そう思えるだけで、レコード選びはイッキに楽になるんじゃないかなって思ったんですよね。


■ ディグの楽しさとシンドさ

レコードって探す・掘る(ディグ)するのが楽しい文化です。

でも正直に言うと楽しいだけじゃなくて、シンドイ時もあると思うんですよね。

  • ハズレを引く…コレ、イイかもしれないって買ったらアテがハズレたとかよくあります。
  • 時間がかかる…目の間に数千枚の大量のレコードがあったらソレを全部チェックするのかとか…ちょっと気が遠くなります。
  • 判断に迷う…手にとったレコードを毎回、瞬時にOK・ダメの判断を迫られるのはなかなかストレスになるコトがあります。

こういう経験、誰でもあると思うんですよね〜レコードを掘って選ぶという行為は、本質的なのですが結構、タイヘンだったりするワケです。

だからこそ人は「信頼できる耳」的なアドバイスのようなコトを求めるんじゃないでしょうか。


■ 在庫の店と編集の店

世の中のレコード店には大きく2種類あると思っています。


● 在庫の店

たくさん並んでいて、自分で探す


● 編集の店

ある程度選ばれていて、そこから出会う


ドチラが良いとか悪いではなくて、役割が違うんじゃないかな。

在庫の店 / 編集の店 っていうイミで区別すれば当店は明らかに後者なんだと思います。


■ 伝わりにくさというもうひとつの側面

ん〜ただ、この「編集の店 」スタイルには弱点があるんですよね。

ソレはズバリ、「知らない人・解らない人には伝わりにくい」ってコトです。

「オリジナル盤12インチ専門」っていうだけでもかなりデカいハードルがあるのに、さらにその中から「選ばれたモノだけ」っていうのは、入り口としては決して広くない…というか狭めスギのようなカンジでもありますよね。

このブログでも何度も書いていますが、この当店のコンセプトはやっぱり理解されにくいってコトは切実にカンジています。


■ それでもやる意味

でも今回、当店に訪れてくれてレコードをお買い上げいただいたお客さんに「キュレーションが素晴らしい」と言われたコトで、少し見えた気がします。

実際に店頭に並べるレコードを聴いて選別しているというコトに関して特別なコトをしているつもりはなかったケド、そのセレクトされたレコードの並びに価値を感じてくれる人がいるっていうコトは率直にうれしいし、メチャありがたいって思います。


商品化前の実際に聴いての選別やそれぞれのコメントの執筆 & 試聴ファイルの録音って相当負担が大きいのですがそれがちゃんとイミがあるコトにつながっているんだなぁって思ったんですよね。

コレからはもう少しだけ意識して、コメントやタグ付けを工夫していこうかなと思っています。

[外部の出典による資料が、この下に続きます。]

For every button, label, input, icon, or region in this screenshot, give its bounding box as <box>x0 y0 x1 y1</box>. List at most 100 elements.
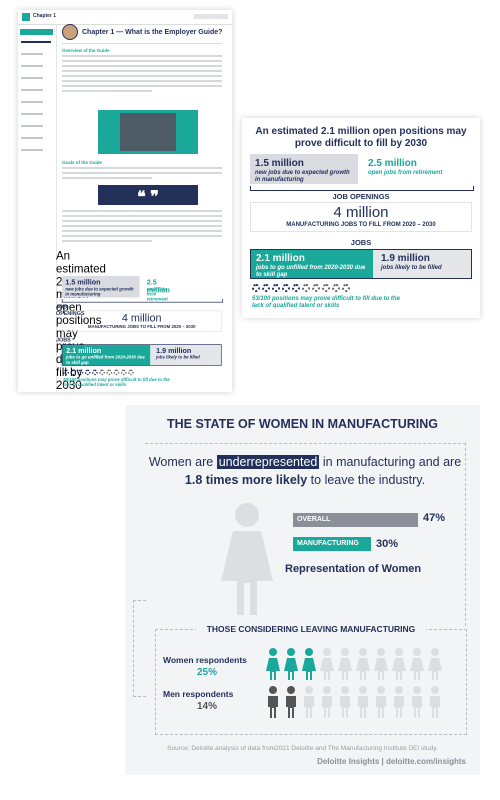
man-icon <box>265 685 281 724</box>
text-line <box>62 90 152 92</box>
text-line <box>62 215 222 217</box>
women-card: THE STATE OF WOMEN IN MANUFACTURING Wome… <box>125 405 480 775</box>
woman-icon <box>265 647 281 686</box>
sidebar-button <box>20 29 53 35</box>
unfilled-desc: jobs to go unfilled from 2020-2030 due t… <box>66 355 145 366</box>
section-heading: Overview of the Guide <box>62 48 110 53</box>
filled-value: 1.9 million <box>381 253 430 264</box>
gear <box>342 284 350 292</box>
gear <box>312 284 320 292</box>
woman-icon <box>373 647 389 686</box>
headline-part: Women are <box>148 455 217 469</box>
gear <box>92 369 98 376</box>
unfilled-box: 2.1 million jobs to go unfilled from 202… <box>251 250 373 278</box>
jobs-row: 2.1 million jobs to go unfilled from 202… <box>250 249 472 279</box>
women-label: Women respondents <box>163 655 247 665</box>
gear <box>113 369 120 376</box>
total-box: 4 million MANUFACTURING JOBS TO FILL FRO… <box>250 202 472 232</box>
bracket <box>250 186 474 191</box>
text-line <box>62 230 222 232</box>
man-icon <box>391 685 407 724</box>
openings-label: JOB OPENINGS <box>332 192 390 201</box>
growth-desc: new jobs due to expected growth in manuf… <box>255 170 350 183</box>
man-icon <box>301 685 317 724</box>
filled-desc: jobs likely to be filled <box>156 355 200 361</box>
nav-item <box>21 53 43 55</box>
connector <box>133 600 146 697</box>
filled-box: 1.9 million jobs likely to be filled <box>150 345 221 366</box>
nav-item <box>21 101 43 103</box>
headline-bold: 1.8 times more likely <box>184 473 308 487</box>
mfg-value: 30% <box>376 538 399 550</box>
gear <box>322 284 330 292</box>
leaving-title: THOSE CONSIDERING LEAVING MANUFACTURING <box>196 624 426 634</box>
headline-highlight: underrepresented <box>216 455 320 469</box>
unfilled-box: 2.1 million jobs to go unfilled from 202… <box>62 345 151 366</box>
woman-icon <box>355 647 371 686</box>
nav-item <box>21 149 43 151</box>
doc-heading: Chapter 1 — What is the Employer Guide? <box>82 29 223 36</box>
sidebar <box>18 25 57 392</box>
photo <box>120 113 176 151</box>
total-box: 4 million MANUFACTURING JOBS TO FILL FRO… <box>61 310 222 333</box>
woman-icon <box>409 647 425 686</box>
nav-item <box>21 125 43 127</box>
divider <box>62 43 222 44</box>
headline-part: to leave the industry. <box>307 473 426 487</box>
jobs-label: JOBS <box>350 238 372 247</box>
text-line <box>62 80 222 82</box>
retirement-value: 2.5 million <box>146 278 170 295</box>
gear <box>77 369 84 376</box>
man-icon <box>337 685 353 724</box>
text-line <box>62 70 222 72</box>
gear <box>84 369 91 376</box>
nav-item <box>21 113 43 115</box>
text-line <box>62 240 152 242</box>
gear <box>120 369 127 376</box>
text-line <box>62 60 222 62</box>
gear <box>63 369 69 376</box>
gear <box>128 369 134 376</box>
nav-item <box>21 137 43 139</box>
representation-label: Representation of Women <box>285 563 422 575</box>
section-heading: Goals of the Guide <box>62 160 103 165</box>
info-title: An estimated 2.1 million open positions … <box>255 126 467 149</box>
woman-icon <box>391 647 407 686</box>
gear <box>262 284 270 292</box>
nav-item <box>21 89 43 91</box>
growth-desc: new jobs due to expected growth in manuf… <box>65 287 134 297</box>
toolbar <box>194 14 228 19</box>
growth-box: 1.5 million new jobs due to expected gro… <box>61 275 140 298</box>
man-icon <box>427 685 443 724</box>
gear <box>99 369 105 376</box>
text-line <box>62 167 222 169</box>
info-note: 53/100 positions may prove difficult to … <box>252 296 400 309</box>
growth-value: 1.5 million <box>255 158 304 169</box>
text-line <box>62 75 222 77</box>
filled-box: 1.9 million jobs likely to be filled <box>373 250 471 278</box>
quote-banner: ❝ ❞ <box>98 185 198 206</box>
men-value: 14% <box>197 701 218 712</box>
unfilled-desc: jobs to go unfilled from 2020-2030 due t… <box>256 265 366 278</box>
gear <box>282 284 290 292</box>
gear <box>272 284 280 292</box>
nav-item <box>21 65 43 67</box>
source: Source: Deloitte analysis of data from20… <box>167 745 438 752</box>
man-icon <box>283 685 299 724</box>
nav-item <box>21 41 51 43</box>
text-line <box>62 220 222 222</box>
total-value: 4 million <box>121 311 162 325</box>
mfg-bar: MANUFACTURING <box>293 537 371 551</box>
nav-item <box>21 77 43 79</box>
gear <box>292 284 300 292</box>
dashed-frame <box>145 443 466 626</box>
woman-icon <box>337 647 353 686</box>
woman-icon <box>427 647 443 686</box>
gear <box>252 284 260 292</box>
text-line <box>62 85 222 87</box>
body-text <box>62 167 222 183</box>
text-line <box>62 177 152 179</box>
man-icon <box>409 685 425 724</box>
growth-box: 1.5 million new jobs due to expected gro… <box>250 154 358 184</box>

いいレコードなのに埋もれてしまうのは、やっぱりもったいないですからね。

それに未知のレコードをお客さんに紹介するっていうのもレコード店の使命だとオイラはおもっていますからね〜。


■ レコード屋の役割とは

レコードはあくまでも「モノ」ですが、その出会い方によって価値が大きく変わってゆくと思うんですよ。

👉そのレコードとドコで出会うか

👉そのレコードがどう紹介されるか


それだけで、同じレコードが全然違って聴こえるコトって結構あると思うんですよね。
スキルのあるDJがプレイした曲が全部、カッコ良く聴こえるとか、そして無性にそのレコードが欲しくなるとかってケースとしてはよくあるパターンですよね。

そういう風に、もしウチのNext Recordsの店頭に並んでいるレコードが「ココの店のセレクトなら信頼できる」 って思ってもらえる場所になっているなら、それはメチャ嬉しいコトです。

レコード店でのキュレーションとは、決して選ぶコトではなく選ばなくてもイイ状態をつくるコトなのかなぁ〜ってコトをこの記事を投稿するコトでカンジた次第であります。

で、思ったのが実は人は音楽を探しているようでホントは「信頼できる選び方」を探している部分も結構あるんじゃないのかなぁ〜って。

モチロン良いレコードがある店でありたいのですがそれだけでなく更に良い「出会い方」があるレコード店でありたいな〜って思いました。